Very interesting! I’ll definitely be checking out Willow!

Thanks for the info - the mix of local DSP sound processing for wake word and clarity, backed by a much more powerful STT and intents engine makes a lot of sense. It reduces the cost of the front end devices, and allows many to connect back to one central server resource.

Personally, my preference is for a local only architecture without the need for cloud services - but obs. that accepts the need to self host. What will be interesting is if the “back end” can be optimised down to something like an i5-class commodity desktop or micro-server, rather than a full i7-class gaming rig with a high-power GPU (don’t know Team Red as well - sorry).

The cloud service voice platforms must really have to optimise their pipelines to remove latency, as just moving packets up and down across the WAN to the and cloud must add many tens of mS putting the architecture behind self-hosting.

Local mode is all local on the ESP BOX itself.

Server mode uses our Willow Inference Server and we will be releasing it next week. We didn’t want to release both simultaneously because we are a small team and the response from Willow alone has been very overwhelming and we’re struggling to keep up with incoming as it is.

The Willow Inference Server is for self-hosting in server mode and you can put it anywhere. There is one “gotcha” of sorts. Our goal is to be the best voice user interface in the world and beat commercial offerings in every way possible. To do very high quality speech recognition with the sub 1s latency we target today that means GPU. I can assure you Amazon isn’t using CPUs for Alexa!

As an example, the most highly optimized CPU-only Whisper implementation is whisper.cpp. You can use it on the fastest CPU on the market and a $100 six year old GTX 1060 or Tesla P4 beats the pants off it - at a fraction of the cost AND power. GPUs are very different in terms of fundamental architecture and are significantly more well suited to tasks like speech recognition.

The Willow Inference Server can run CPU only but for Alexa quality and user experience speech recognition you will be waiting a long time for text output, and the benefits of a locally hosted high quality voice interface diminish considerably when you’re waiting three, five, or even 10 seconds or more for a response. You could try using the lighter models we offer (base) but the quality will be significantly lower - or it may work just fine for your purposes. It will still be very “slow”.

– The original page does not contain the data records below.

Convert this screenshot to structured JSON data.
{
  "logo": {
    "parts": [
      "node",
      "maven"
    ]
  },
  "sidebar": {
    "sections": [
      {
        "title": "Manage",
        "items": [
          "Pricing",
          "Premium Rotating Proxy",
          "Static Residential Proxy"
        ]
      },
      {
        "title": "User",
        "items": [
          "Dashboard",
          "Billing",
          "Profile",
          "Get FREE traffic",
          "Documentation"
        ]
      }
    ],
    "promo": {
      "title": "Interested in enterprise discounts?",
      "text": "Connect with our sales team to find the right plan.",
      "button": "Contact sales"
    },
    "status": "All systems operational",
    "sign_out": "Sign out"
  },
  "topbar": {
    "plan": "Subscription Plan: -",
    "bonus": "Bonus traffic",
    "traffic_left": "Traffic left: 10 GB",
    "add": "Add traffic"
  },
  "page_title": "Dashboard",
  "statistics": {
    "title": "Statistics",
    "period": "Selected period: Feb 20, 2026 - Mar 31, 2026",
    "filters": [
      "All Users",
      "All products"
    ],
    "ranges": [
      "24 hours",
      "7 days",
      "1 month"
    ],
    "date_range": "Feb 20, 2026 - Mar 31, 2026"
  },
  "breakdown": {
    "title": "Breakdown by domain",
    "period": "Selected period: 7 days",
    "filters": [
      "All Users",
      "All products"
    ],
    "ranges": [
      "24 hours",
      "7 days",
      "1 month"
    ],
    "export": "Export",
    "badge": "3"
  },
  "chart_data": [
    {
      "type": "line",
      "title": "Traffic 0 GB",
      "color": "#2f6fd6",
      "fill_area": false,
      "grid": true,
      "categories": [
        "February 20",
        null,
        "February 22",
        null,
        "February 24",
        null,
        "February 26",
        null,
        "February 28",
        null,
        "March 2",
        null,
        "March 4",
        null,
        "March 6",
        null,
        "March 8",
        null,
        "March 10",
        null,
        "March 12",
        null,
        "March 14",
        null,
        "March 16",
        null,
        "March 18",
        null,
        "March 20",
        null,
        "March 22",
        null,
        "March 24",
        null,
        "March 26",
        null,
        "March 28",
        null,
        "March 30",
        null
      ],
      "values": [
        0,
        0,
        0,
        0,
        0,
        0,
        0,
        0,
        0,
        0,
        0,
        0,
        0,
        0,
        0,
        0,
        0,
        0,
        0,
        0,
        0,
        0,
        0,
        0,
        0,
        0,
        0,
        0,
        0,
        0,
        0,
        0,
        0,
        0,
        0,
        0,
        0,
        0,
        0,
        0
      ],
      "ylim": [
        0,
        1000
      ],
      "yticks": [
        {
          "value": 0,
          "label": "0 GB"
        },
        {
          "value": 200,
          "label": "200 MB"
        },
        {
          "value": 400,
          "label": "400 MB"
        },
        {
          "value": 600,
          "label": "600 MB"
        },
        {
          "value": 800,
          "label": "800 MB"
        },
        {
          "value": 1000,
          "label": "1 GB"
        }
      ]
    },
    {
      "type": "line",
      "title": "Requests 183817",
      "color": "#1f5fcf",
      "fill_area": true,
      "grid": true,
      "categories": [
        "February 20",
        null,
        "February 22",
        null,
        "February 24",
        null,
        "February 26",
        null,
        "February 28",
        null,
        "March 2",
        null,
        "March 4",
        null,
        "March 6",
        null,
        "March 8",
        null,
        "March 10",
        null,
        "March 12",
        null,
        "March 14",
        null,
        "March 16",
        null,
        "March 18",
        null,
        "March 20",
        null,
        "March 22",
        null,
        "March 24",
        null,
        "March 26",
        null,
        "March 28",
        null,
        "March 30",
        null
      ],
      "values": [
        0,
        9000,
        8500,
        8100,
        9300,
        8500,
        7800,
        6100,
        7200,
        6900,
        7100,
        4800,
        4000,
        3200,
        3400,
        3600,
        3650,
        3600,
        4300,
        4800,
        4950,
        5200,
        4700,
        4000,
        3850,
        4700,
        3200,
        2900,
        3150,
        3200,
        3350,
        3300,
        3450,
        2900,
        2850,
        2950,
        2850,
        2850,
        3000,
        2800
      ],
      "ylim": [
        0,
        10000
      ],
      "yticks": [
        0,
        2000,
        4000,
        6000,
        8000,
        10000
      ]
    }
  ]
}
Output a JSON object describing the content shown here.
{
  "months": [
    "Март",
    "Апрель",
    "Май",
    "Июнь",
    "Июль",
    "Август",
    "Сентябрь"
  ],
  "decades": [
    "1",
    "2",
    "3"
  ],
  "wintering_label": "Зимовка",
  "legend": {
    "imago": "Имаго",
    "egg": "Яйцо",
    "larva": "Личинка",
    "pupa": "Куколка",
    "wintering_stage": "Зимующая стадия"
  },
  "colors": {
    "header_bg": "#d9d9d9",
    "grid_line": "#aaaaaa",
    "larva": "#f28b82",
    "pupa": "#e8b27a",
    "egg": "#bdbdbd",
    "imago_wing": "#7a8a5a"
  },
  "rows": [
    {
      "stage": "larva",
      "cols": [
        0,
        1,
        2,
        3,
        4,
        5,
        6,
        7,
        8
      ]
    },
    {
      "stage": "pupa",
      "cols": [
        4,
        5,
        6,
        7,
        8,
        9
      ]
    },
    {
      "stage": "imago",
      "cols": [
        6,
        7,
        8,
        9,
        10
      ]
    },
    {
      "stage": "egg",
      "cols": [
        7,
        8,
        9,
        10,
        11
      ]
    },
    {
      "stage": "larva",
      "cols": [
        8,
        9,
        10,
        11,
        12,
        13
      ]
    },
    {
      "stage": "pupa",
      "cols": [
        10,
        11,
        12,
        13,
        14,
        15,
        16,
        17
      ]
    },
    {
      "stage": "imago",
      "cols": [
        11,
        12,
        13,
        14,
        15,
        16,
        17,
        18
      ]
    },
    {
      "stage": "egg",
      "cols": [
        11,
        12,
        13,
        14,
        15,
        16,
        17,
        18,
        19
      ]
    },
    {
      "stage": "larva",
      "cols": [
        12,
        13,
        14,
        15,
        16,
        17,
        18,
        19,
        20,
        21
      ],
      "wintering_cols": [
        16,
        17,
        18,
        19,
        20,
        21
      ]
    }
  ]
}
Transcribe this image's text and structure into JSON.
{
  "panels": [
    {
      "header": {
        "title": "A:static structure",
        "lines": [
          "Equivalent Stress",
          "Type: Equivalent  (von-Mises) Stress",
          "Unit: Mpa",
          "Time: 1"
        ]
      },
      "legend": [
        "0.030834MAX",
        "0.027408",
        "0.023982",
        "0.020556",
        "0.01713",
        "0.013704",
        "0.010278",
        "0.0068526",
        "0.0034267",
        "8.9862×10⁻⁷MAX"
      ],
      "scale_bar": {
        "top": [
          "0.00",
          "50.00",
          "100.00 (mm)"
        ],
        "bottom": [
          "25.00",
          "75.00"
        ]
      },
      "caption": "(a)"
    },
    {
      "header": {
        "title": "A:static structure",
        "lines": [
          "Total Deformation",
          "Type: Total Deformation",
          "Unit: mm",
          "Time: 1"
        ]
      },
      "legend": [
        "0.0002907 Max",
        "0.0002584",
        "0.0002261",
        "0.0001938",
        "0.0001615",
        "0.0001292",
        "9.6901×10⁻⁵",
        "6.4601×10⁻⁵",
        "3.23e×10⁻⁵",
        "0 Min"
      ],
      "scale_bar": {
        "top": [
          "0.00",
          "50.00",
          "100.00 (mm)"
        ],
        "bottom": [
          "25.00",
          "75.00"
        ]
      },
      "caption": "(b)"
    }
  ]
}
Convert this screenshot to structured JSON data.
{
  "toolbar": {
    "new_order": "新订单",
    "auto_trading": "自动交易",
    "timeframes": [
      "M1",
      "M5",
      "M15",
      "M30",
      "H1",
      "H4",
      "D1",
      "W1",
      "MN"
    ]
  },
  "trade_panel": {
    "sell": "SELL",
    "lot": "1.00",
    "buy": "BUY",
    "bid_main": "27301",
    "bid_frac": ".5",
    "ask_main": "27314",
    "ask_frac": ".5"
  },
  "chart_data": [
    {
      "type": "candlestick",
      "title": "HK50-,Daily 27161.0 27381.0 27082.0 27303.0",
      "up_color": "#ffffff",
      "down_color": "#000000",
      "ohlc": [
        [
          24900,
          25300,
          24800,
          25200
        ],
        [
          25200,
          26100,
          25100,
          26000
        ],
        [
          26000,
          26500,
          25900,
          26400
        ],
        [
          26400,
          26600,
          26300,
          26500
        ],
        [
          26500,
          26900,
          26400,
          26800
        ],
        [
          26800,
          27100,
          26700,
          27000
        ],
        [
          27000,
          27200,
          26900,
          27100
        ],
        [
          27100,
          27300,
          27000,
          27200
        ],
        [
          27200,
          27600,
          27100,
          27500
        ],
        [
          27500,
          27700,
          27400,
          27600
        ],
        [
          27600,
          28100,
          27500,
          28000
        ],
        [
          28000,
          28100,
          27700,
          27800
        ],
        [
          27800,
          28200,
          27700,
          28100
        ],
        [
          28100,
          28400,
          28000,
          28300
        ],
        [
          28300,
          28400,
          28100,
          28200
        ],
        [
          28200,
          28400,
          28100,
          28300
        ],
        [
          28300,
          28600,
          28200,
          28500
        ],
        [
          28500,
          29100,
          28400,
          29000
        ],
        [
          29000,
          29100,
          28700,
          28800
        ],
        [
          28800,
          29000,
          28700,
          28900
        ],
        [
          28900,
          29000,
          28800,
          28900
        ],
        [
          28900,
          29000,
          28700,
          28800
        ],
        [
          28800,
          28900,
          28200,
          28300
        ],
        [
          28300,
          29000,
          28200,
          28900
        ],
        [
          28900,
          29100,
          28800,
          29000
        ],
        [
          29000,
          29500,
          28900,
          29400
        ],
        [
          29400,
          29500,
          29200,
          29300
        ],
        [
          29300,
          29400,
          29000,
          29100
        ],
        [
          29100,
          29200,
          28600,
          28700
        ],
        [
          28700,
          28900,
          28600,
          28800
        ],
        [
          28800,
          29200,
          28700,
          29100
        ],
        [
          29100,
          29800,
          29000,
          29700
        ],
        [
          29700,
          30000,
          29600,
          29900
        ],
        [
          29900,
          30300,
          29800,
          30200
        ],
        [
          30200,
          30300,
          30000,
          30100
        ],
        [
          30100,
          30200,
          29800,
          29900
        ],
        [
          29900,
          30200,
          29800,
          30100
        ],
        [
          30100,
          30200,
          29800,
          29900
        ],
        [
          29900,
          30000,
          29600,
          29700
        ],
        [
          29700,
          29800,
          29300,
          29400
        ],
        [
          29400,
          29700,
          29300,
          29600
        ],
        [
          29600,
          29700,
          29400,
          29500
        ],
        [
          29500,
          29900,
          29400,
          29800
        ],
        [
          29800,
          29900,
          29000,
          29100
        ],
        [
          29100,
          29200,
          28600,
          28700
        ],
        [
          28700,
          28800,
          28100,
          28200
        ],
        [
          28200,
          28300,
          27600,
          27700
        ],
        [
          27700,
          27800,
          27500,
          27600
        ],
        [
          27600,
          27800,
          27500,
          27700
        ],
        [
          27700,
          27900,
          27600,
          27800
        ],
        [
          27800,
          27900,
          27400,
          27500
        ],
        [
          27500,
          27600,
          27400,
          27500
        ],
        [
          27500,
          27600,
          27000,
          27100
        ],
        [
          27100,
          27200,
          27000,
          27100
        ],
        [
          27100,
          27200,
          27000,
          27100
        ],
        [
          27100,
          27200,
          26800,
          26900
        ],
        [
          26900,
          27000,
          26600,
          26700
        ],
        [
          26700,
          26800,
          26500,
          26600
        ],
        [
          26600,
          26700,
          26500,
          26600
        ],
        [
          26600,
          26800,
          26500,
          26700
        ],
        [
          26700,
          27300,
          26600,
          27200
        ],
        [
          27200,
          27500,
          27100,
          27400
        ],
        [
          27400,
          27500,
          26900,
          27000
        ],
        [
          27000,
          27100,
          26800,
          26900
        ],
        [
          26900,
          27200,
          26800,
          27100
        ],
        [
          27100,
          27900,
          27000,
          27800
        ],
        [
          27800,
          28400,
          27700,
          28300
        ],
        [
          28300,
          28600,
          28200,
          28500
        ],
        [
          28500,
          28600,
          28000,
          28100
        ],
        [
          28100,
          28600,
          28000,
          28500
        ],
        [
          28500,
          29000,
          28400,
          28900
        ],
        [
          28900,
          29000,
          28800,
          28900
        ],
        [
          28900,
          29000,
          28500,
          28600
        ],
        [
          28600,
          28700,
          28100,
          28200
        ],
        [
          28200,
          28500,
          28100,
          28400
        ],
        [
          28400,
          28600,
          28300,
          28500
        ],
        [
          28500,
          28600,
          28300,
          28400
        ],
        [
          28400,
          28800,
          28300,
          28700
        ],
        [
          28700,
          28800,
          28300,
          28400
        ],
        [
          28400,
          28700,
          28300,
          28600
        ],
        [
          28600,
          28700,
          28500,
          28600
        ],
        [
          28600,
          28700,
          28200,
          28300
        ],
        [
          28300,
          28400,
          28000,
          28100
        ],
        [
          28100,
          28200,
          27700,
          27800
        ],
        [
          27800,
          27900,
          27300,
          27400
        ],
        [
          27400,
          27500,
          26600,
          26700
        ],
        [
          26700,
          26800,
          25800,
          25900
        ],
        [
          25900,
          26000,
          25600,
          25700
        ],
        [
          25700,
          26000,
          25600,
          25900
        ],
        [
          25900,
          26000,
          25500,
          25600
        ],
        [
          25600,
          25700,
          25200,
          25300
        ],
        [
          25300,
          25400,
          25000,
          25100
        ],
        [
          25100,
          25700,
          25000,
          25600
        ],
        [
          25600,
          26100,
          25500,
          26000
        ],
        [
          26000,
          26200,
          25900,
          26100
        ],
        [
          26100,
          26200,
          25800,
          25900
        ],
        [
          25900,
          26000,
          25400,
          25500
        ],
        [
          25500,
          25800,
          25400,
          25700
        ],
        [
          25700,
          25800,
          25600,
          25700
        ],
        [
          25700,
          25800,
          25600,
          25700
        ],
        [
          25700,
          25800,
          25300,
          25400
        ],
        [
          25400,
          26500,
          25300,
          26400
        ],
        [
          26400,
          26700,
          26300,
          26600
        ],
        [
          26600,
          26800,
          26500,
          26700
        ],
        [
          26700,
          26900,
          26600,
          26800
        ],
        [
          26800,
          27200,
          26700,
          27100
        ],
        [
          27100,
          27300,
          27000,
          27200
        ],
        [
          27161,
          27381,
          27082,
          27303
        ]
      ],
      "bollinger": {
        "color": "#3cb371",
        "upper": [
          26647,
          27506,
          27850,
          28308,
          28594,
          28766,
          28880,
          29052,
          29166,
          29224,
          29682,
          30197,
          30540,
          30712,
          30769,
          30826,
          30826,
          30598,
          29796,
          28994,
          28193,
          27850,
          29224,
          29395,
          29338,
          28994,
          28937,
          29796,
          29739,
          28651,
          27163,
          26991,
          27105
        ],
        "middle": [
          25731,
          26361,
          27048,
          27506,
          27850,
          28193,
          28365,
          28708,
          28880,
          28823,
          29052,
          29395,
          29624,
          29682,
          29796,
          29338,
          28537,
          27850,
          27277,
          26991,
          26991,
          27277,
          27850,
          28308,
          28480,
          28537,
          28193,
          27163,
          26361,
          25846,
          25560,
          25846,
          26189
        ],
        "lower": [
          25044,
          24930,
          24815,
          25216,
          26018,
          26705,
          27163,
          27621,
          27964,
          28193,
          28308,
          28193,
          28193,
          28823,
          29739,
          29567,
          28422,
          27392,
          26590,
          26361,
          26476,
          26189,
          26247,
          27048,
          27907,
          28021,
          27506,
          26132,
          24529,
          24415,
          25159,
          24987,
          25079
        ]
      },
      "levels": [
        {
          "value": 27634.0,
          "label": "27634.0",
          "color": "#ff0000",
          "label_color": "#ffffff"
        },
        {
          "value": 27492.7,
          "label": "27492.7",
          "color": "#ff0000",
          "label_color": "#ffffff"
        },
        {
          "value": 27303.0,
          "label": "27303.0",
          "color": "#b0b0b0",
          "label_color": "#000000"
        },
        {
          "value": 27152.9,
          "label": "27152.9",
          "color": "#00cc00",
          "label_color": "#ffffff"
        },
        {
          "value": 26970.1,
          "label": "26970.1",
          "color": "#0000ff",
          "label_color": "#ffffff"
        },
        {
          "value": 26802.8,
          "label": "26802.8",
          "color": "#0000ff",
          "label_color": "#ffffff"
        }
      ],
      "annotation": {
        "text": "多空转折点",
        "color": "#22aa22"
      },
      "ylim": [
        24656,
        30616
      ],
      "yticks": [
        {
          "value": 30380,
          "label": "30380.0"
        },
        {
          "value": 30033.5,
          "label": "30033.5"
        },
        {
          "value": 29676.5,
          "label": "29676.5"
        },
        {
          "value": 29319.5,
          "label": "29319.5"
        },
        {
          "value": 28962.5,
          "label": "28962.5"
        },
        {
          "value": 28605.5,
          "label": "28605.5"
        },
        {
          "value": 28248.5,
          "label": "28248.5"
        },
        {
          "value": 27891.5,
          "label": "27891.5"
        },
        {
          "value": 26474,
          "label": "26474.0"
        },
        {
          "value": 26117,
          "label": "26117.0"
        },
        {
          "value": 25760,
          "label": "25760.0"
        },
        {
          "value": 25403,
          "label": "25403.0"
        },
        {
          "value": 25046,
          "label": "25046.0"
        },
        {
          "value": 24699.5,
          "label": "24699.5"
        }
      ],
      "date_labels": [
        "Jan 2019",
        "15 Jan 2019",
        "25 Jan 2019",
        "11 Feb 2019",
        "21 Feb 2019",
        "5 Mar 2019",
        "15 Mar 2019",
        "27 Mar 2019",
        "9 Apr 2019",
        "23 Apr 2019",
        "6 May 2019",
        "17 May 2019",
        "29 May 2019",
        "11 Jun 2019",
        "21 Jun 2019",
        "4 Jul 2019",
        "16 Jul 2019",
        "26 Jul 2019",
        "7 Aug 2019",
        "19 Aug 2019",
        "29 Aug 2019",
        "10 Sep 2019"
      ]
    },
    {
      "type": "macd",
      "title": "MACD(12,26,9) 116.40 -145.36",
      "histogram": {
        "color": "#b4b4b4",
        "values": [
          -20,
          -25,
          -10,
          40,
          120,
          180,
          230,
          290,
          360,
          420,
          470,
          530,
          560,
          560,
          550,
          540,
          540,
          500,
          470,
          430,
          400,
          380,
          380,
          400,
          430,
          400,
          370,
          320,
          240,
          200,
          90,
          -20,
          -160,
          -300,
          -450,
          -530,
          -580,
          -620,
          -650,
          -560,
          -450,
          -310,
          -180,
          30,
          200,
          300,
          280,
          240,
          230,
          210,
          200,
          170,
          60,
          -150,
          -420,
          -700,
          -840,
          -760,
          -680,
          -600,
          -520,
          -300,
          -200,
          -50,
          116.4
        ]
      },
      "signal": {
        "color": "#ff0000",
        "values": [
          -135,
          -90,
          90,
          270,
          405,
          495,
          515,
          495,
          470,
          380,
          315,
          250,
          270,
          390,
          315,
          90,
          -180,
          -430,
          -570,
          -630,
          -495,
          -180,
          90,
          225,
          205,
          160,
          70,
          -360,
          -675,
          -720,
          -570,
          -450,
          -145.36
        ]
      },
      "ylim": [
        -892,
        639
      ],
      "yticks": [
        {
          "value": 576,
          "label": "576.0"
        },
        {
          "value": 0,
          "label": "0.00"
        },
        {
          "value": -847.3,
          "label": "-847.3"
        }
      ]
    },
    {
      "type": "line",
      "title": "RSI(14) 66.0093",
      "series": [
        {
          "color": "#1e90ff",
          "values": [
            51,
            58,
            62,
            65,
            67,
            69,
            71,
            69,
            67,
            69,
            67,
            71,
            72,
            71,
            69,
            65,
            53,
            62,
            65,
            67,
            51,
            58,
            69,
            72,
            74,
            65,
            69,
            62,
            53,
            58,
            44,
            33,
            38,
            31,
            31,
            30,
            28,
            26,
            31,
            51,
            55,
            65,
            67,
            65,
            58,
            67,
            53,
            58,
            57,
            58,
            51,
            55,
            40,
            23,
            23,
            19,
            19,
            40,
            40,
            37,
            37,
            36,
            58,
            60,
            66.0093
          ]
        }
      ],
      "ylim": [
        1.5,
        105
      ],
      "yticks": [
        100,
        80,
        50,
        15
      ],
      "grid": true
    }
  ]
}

Here are some early benchmarks for the (highly optimized) Willow Inference Server across various GPUs:

Device Model Beam Size Speech Duration (ms) Inference Time (ms) Realtime Multiple
RTX 4090 large-v2 5 3840 140 27x
H100 large-v2 5 3840 294 12x
H100 large-v2 5 10688 519 20x
H100 large-v2 5 29248 1223 23x
GTX 1060 large-v2 5 3840 1114 3x
Tesla P4 large-v2 5 3840 1099 3x
RTX 4090 medium 1 3840 84 45x
GTX 1060 medium 1 3840 588 6x
Tesla P4 medium 1 3840 586 6x
RTX 4090 medium 1 29248 377 77x
GTX 1060 medium 1 29248 1612 18x
Tesla P4 medium 1 29248 1730 16x
RTX 4090 base 1 180000 277 648x (not a typo)

So you can see from this a Tesla P4 can do 3.8 seconds of speech with the > 40 language Whisper medium model in 586ms - whether self-hosted locally or over the internet that easily meets our < 1s latency target.

2 Likes

Why not TPU? I got the dual core coral m2 thing and currently only using one core for frigate so would love to have something that I can use that second core for.

For something like the coral m2 I find them interesting, and I’m not necessarily opposed to supporting them eventually, but it’s important to understand just how computationally demanding extremely high quality speech recognition in sub one second response times is.

We have heavily optimized our inference server implementation and quantized models to 8 bit. The > 6 year old Tesla P4 can do 22 TOPS in int8 (an RTX 4090 is 145 TOPS). The coral m2 specs claim a maximum of 4 TOPS, but the models and ecosystem are nowhere near as optimized or efficient as they are in something like CUDA land so I’m sure an apples-to-apples comparison is impossible. I’d be surprised if in an apples-to-apples comparison the coral m2 came out to be half what they claim in real world for this application.

Long story short, we’re not focusing on devices like the coral m2 because they fundamentally can’t provide the kind of user experience we’re designing for.